Longview Police Chief Jim Duscha said 500 longshoremen "stormed the gates" early Thursday at the port, breaking the windows of a guard shack, driving a private security car into a ditch and cutting the brake lines on rail cars. Protesters also spilled some of the grain in the cars.
Several private security guards locked themselves inside the guard shack, saying they feared for their safety if they tried to leave, though Duscha said initial reports they were held hostage were unfounded.
It's a dramatic escalation in a long-standing dispute over work at a grain terminal operated by EGT LLC. The International Longshore and Warehouse Union says its members are contractually entitled to work at the terminal because it has the contract to work at the Port of Longview. EGT leases land from the port for its terminal.
MoreThe Oregonian’s continuing coverage of a labor dispute at the EGT grain terminal in Longview.EGT sued the port for the right to hire nonunion workers. But in July, the company hired contractor General Construction Co. to operate the $200 million terminal with 25 to 35 members of the Gladstone-based International Union of Operating Engineers Local 701.
EGT could just as easily change its mind and hire nonunion workers after the protests die down, ILWU spokesman Roy San Filippo said.
Tensions have simmered for months, but police said crowds have been more violent recently.
On Wednesday, about 400 longshoremen gathered at the port to block a train headed for the grain terminal. Police ordered the protesters to leave, the Cowlitz County Sheriff's Office said, before they began making arrests on trespassing charges.

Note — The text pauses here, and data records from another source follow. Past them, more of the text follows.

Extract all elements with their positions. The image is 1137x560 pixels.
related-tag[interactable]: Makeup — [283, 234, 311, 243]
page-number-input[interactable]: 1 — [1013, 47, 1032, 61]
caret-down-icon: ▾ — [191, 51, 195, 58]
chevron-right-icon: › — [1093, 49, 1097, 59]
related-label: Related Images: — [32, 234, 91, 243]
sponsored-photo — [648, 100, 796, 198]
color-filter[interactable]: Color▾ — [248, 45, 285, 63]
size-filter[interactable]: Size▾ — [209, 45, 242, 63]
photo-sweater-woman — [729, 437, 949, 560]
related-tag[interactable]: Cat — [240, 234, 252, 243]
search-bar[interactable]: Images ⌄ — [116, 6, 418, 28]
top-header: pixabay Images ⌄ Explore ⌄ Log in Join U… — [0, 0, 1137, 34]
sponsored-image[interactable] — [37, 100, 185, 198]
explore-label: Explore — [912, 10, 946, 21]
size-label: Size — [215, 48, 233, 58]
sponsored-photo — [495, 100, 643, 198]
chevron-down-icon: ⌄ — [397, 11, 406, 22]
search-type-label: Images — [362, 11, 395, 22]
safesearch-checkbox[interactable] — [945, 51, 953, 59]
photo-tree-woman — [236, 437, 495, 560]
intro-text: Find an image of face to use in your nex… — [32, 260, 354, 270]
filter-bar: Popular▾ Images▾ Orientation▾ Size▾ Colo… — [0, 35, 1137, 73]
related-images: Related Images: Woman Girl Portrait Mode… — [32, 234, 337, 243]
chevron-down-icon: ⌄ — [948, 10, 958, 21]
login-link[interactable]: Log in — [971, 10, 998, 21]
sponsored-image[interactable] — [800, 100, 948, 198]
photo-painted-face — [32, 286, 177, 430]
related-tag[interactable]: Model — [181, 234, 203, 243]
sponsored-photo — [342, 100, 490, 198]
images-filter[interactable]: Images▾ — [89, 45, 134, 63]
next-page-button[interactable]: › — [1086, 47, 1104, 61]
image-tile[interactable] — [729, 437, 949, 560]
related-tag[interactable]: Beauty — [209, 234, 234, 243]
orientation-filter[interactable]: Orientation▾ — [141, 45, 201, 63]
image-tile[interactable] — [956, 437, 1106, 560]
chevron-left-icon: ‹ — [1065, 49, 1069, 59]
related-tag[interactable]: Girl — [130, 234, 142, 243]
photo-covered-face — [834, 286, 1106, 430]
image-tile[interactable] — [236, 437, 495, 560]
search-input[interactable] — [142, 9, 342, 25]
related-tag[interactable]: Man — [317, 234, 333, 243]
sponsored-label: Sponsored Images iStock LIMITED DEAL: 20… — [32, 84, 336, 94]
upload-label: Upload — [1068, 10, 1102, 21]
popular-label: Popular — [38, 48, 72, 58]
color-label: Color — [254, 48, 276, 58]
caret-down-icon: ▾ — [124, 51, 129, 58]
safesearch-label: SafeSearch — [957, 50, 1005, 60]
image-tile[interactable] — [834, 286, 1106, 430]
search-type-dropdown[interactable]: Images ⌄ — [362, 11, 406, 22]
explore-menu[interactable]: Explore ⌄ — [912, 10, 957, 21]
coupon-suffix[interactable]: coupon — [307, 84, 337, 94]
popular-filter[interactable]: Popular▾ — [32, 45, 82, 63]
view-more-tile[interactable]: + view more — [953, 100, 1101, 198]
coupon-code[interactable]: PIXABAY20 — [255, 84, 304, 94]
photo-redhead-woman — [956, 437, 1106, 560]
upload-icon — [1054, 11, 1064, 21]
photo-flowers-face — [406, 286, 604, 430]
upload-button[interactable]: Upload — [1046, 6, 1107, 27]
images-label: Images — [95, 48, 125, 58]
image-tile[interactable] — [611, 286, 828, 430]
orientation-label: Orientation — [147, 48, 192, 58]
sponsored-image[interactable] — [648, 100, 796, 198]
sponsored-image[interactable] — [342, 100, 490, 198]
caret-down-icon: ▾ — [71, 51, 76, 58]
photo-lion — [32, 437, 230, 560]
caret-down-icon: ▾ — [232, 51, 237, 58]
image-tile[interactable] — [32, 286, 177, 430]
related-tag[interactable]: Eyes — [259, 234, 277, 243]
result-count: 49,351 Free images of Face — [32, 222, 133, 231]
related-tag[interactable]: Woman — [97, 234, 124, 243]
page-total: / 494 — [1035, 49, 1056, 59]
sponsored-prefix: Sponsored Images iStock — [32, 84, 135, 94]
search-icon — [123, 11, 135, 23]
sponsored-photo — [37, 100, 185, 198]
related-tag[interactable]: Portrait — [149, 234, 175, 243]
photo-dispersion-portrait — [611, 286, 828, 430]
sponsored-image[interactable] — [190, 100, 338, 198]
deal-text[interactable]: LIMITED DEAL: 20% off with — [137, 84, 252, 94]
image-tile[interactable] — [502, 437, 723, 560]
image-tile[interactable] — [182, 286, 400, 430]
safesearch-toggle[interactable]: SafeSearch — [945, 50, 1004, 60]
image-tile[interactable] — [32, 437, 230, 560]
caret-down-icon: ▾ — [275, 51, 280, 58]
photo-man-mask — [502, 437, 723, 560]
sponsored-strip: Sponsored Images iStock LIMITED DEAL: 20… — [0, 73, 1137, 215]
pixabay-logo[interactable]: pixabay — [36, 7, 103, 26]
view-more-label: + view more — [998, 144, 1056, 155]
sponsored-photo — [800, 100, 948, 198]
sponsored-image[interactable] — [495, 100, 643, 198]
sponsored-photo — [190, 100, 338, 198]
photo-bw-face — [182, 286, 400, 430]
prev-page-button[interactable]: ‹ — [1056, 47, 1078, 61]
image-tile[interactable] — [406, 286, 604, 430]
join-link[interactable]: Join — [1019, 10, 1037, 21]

But when they moved to arrest ILWU President Robert McEllrath, the crowd became dangerous, police said, and the officers withdrew.

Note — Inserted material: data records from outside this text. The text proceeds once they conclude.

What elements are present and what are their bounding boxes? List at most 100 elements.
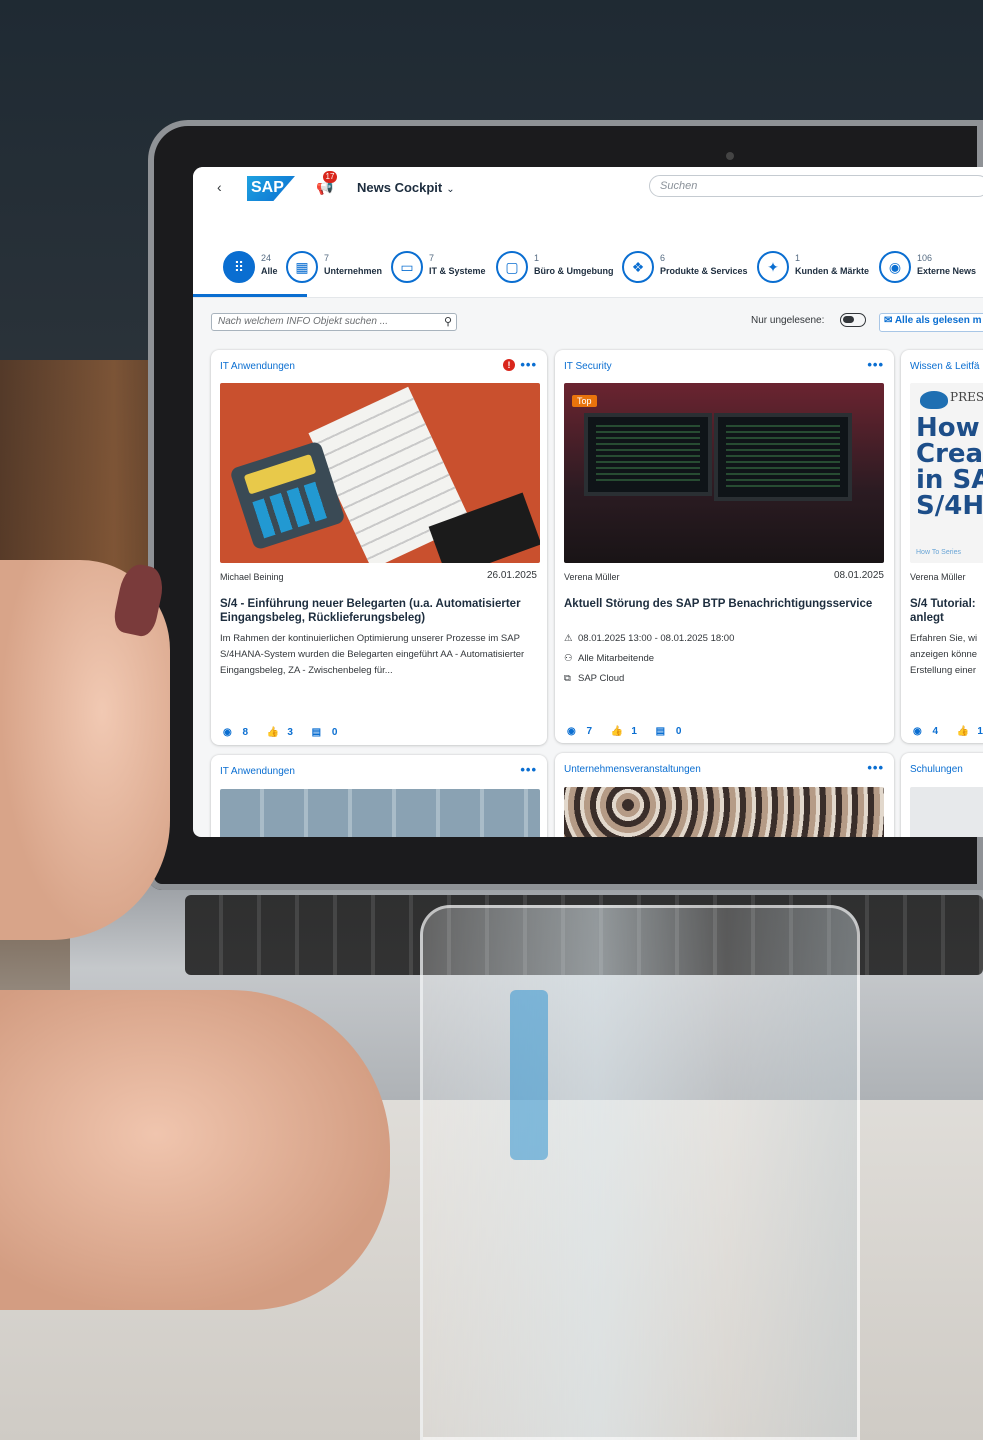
laptop-camera [726, 152, 734, 160]
category-label: Alle [261, 266, 278, 276]
comments-stat[interactable]: ▤ 0 [656, 726, 690, 737]
top-badge: Top [572, 395, 597, 407]
category-bar: ⠿ 24 Alle ▦ 7 Unternehmen ▭ 7 IT & Syste… [193, 239, 983, 298]
category-count: 1 [534, 253, 540, 263]
shell-bar: ‹ SAP 📢 17 News Cockpit ⌄ Suchen [193, 167, 983, 239]
news-card[interactable]: Schulungen [901, 753, 983, 837]
views-stat: ◉ 7 [567, 726, 600, 737]
monitor-illustration [714, 413, 852, 501]
envelope-icon: ✉ [884, 315, 893, 326]
category-count: 24 [261, 253, 272, 263]
card-title[interactable]: Aktuell Störung des SAP BTP Benachrichti… [564, 597, 884, 611]
card-date: 26.01.2025 [486, 570, 537, 581]
category-buero-umgebung[interactable]: ▢ 1 Büro & Umgebung [496, 251, 616, 287]
news-card[interactable]: Unternehmensveranstaltungen ••• [555, 753, 894, 837]
comments-stat[interactable]: ▤ 0 [312, 727, 346, 738]
product-icon: ❖ [622, 251, 654, 283]
object-search-input[interactable]: Nach welchem INFO Objekt suchen ... ⚲ [211, 313, 457, 331]
card-image [220, 789, 540, 837]
right-hand [0, 990, 390, 1310]
handshake-icon: ✦ [757, 251, 789, 283]
press-logo [920, 391, 948, 409]
category-kunden-maerkte[interactable]: ✦ 1 Kunden & Märkte [757, 251, 875, 287]
grid-icon: ⠿ [223, 251, 255, 283]
mark-all-read-button[interactable]: ✉ Alle als gelesen m [879, 313, 983, 332]
category-produkte-services[interactable]: ❖ 6 Produkte & Services [622, 251, 750, 287]
building-icon: ▦ [286, 251, 318, 283]
object-search-placeholder: Nach welchem INFO Objekt suchen ... [218, 316, 389, 327]
comments-count: 0 [675, 726, 682, 737]
card-image [564, 787, 884, 837]
category-label: Kunden & Märkte [795, 266, 870, 276]
card-title[interactable]: S/4 - Einführung neuer Belegarten (u.a. … [220, 597, 540, 625]
eye-icon: ◉ [567, 726, 576, 737]
card-image [220, 383, 540, 563]
likes-count: 3 [287, 727, 293, 738]
card-category: IT Anwendungen [220, 766, 295, 777]
news-card[interactable]: IT Anwendungen ! ••• Michael Beining 26.… [211, 350, 547, 745]
active-tab-indicator [193, 294, 307, 297]
card-image: Top [564, 383, 884, 563]
likes-count: 1 [977, 726, 983, 737]
card-title[interactable]: S/4 Tutorial: anlegt [910, 597, 983, 625]
category-count: 6 [660, 253, 666, 263]
chevron-down-icon: ⌄ [446, 184, 455, 195]
card-category: IT Security [564, 361, 612, 372]
category-externe-news[interactable]: ◉ 106 Externe News [879, 251, 979, 287]
filter-toolbar: Nach welchem INFO Objekt suchen ... ⚲ Nu… [193, 298, 983, 340]
comments-count: 0 [331, 727, 338, 738]
monitor-illustration [584, 413, 712, 496]
event-system: ⧉ SAP Cloud [564, 673, 624, 684]
event-audience-text: Alle Mitarbeitende [578, 653, 655, 664]
category-label: Produkte & Services [660, 266, 748, 276]
category-count: 106 [917, 253, 933, 263]
card-author: Verena Müller [564, 572, 620, 582]
event-time: ⚠ 08.01.2025 13:00 - 08.01.2025 18:00 [564, 633, 734, 644]
category-alle[interactable]: ⠿ 24 Alle [223, 251, 283, 287]
news-card[interactable]: Wissen & Leitfä PRESS How Creat in SA S/… [901, 350, 983, 743]
category-unternehmen[interactable]: ▦ 7 Unternehmen [286, 251, 382, 287]
more-options-icon[interactable]: ••• [520, 762, 537, 777]
event-system-text: SAP Cloud [578, 673, 625, 684]
likes-stat[interactable]: 👍 1 [957, 726, 983, 737]
comment-icon: ▤ [311, 727, 322, 738]
card-author: Michael Beining [220, 572, 284, 582]
category-label: Büro & Umgebung [534, 266, 614, 276]
mark-all-read-label: Alle als gelesen m [894, 315, 982, 326]
card-category: IT Anwendungen [220, 361, 295, 372]
app-title-menu[interactable]: News Cockpit ⌄ [357, 180, 455, 195]
category-label: IT & Systeme [429, 266, 486, 276]
likes-stat[interactable]: 👍 3 [267, 727, 301, 738]
news-card[interactable]: IT Anwendungen ••• [211, 755, 547, 837]
category-count: 7 [429, 253, 435, 263]
card-stats: ◉ 4 👍 1 [913, 726, 983, 737]
category-count: 1 [795, 253, 801, 263]
more-options-icon[interactable]: ••• [867, 357, 884, 372]
views-count: 7 [586, 726, 593, 737]
card-date: 08.01.2025 [833, 570, 884, 581]
news-card[interactable]: IT Security ••• Top Verena Müller 08.01.… [555, 350, 894, 743]
book-series: How To Series [916, 549, 962, 556]
monitor-icon: ▭ [391, 251, 423, 283]
alert-icon: ! [503, 359, 515, 371]
card-category: Wissen & Leitfä [910, 361, 980, 372]
likes-stat[interactable]: 👍 1 [611, 726, 645, 737]
thumbs-up-icon: 👍 [956, 726, 970, 737]
back-icon[interactable]: ‹ [217, 179, 222, 195]
search-icon[interactable]: ⚲ [444, 314, 452, 330]
category-it-systeme[interactable]: ▭ 7 IT & Systeme [391, 251, 487, 287]
card-image [910, 787, 983, 837]
frame-icon: ▢ [496, 251, 528, 283]
more-options-icon[interactable]: ••• [867, 760, 884, 775]
search-input[interactable]: Suchen [649, 175, 983, 197]
unread-toggle[interactable] [840, 313, 866, 327]
thumbs-up-icon: 👍 [610, 726, 624, 737]
event-audience: ⚇ Alle Mitarbeitende [564, 653, 654, 664]
press-brand: PRESS [950, 390, 983, 404]
unread-label: Nur ungelesene: [751, 315, 825, 326]
sap-logo[interactable]: SAP [247, 176, 295, 201]
views-count: 4 [932, 726, 939, 737]
more-options-icon[interactable]: ••• [520, 357, 537, 372]
notification-badge: 17 [323, 171, 337, 183]
system-icon: ⧉ [564, 673, 571, 684]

"This was not like the peaceful protests we've seen in the past," Cowlitz County Sheriff Mark Nelson said in a news release. "The protesters (Wednesday) were loud, aggressive and assaulted my officers."
The protesters later left on their own except for a group of 16, who were eventually arrested.
No one was arrested after Thursday's clash, but Duscha said teams of investigators were still at the port in the afternoon documenting damage and gathering evidence to see whether anyone could be charged with a crime. He said the port had been quiet since protesters left early in the day.
Meanwhile, the ports of Seattle, Tacoma and Everett reported longshoremen didn't show up for work Thursday, effectively stopping the movement of cargo at the ports.
National union officials were caught off guard by the work stoppage and said it hadn't ordered such action.
"The ILWU is a rank and file union with a pretty long history of members taking action on their own to protest and fight against injustice," San Filippo said. "I think this was another example of that tradition."
The Cowlitz County sheriff said he suspected out-of-town protesters were contributing to the escalating violence.
"I have been meeting with local union leadership and business representatives for two months now," Nelson said. "I was always assured that things would not get violent towards our police officers. I guess the protesters from out of town didn't get that message."
The National Labor Relations Board filed a complaint against the ILWU Local 21 and Local 4 last week, accusing members of making death threats and assaults. The board wanted the union to agree not to block trains going to or from the port.
The complaint prompted a federal judge to issue a restraining order prohibiting the groups from trespassing, making threats and damaging property during protests, as well as from blocking access to or from the site. Blocking the train Wednesday seemed to be a violation of the order.
On Thursday, U.S. District Judge Ronald Leighton reaffirmed the restraining order, adding to the injunction that the union can't restrain or coerce anyone from doing business with EGT or General Construction.
The union will also have to show why the judge shouldn't hold the unions in civil contempt for violating the previous restraining order. A hearing is set for Sept. 15.